Policy highlights:
- This analysis focuses on selected cash transfer programmes in five countries: Brazil, Chile, India, Mexico, and South Africa.
- In relation to poverty, health and social services, it was found that cash transfers 1) lighten the burden of women’s poverty and enable a fraction of them to leave poverty altogether, 2) improve nutrition of women and their families, 3) make daughters’ education more feasible and attractive, and 4) can provide women with improved access to health care. However, transfers are insufficient to enable women to renounce poverty in large numbers or to offset increases in the poverty rates of women relative to men.
- In terms of women’s economic empowerment, it was found that cash transfers can make a difference. Women reported to have greater knowledge, optimism, self-esteem, and activism in addressing problems. Some women gained leverage in household bargaining and could save, obtain credit, and invest.

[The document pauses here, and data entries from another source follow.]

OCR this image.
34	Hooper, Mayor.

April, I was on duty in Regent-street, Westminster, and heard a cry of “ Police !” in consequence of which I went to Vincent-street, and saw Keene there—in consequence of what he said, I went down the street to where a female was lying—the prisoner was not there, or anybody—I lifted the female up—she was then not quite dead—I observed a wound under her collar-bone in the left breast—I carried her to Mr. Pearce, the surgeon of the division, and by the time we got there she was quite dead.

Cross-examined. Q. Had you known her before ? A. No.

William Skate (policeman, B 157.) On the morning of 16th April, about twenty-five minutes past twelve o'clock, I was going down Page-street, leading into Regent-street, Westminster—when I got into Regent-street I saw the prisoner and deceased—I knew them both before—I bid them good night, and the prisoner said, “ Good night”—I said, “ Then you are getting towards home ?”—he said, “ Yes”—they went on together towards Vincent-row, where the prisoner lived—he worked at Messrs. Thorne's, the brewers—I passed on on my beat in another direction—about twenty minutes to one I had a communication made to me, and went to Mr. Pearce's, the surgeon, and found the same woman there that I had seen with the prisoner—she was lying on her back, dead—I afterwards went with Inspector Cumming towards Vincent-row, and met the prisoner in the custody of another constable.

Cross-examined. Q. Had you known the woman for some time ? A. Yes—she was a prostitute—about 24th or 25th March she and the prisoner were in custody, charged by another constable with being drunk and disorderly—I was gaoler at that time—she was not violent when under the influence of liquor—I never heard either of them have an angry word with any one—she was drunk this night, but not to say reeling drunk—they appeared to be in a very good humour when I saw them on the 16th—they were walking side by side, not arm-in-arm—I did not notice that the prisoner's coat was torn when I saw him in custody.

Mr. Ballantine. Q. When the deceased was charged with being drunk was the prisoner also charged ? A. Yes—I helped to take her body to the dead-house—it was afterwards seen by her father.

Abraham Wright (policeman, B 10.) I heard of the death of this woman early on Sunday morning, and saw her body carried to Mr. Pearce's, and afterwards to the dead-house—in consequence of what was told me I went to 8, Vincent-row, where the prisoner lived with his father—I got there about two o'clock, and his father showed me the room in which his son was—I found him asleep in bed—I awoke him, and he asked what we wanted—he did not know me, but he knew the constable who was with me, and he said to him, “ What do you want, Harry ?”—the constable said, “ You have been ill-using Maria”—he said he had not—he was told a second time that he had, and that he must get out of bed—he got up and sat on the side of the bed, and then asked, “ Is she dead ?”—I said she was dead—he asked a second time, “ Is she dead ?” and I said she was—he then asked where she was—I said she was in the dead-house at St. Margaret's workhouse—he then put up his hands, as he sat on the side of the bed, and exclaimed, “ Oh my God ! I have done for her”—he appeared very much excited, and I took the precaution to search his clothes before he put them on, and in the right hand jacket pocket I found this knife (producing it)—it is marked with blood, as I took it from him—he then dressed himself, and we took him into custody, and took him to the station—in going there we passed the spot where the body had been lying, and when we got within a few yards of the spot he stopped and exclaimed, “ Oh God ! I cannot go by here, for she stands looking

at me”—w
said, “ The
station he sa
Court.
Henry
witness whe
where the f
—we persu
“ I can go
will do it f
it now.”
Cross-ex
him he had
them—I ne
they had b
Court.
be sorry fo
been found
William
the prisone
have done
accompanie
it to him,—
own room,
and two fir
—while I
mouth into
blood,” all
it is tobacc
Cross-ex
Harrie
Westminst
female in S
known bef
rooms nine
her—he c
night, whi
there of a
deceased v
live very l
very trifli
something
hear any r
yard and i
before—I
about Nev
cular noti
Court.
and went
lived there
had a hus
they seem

- To provide greater support for women’s agency, some recommendations for policy include 1) use individual entitlement for transfers to redress gender discrimination in families and communities, 2) incentivize behaviours that support gender equality by rewarding them with higher transfers, 3) establish voluntary roles in programme administration that give women new identities outside the home, 4) involve women’s NGOs in programme administration, 5) use the programme’s personnel policies to create an organizational culture supporting gender equality.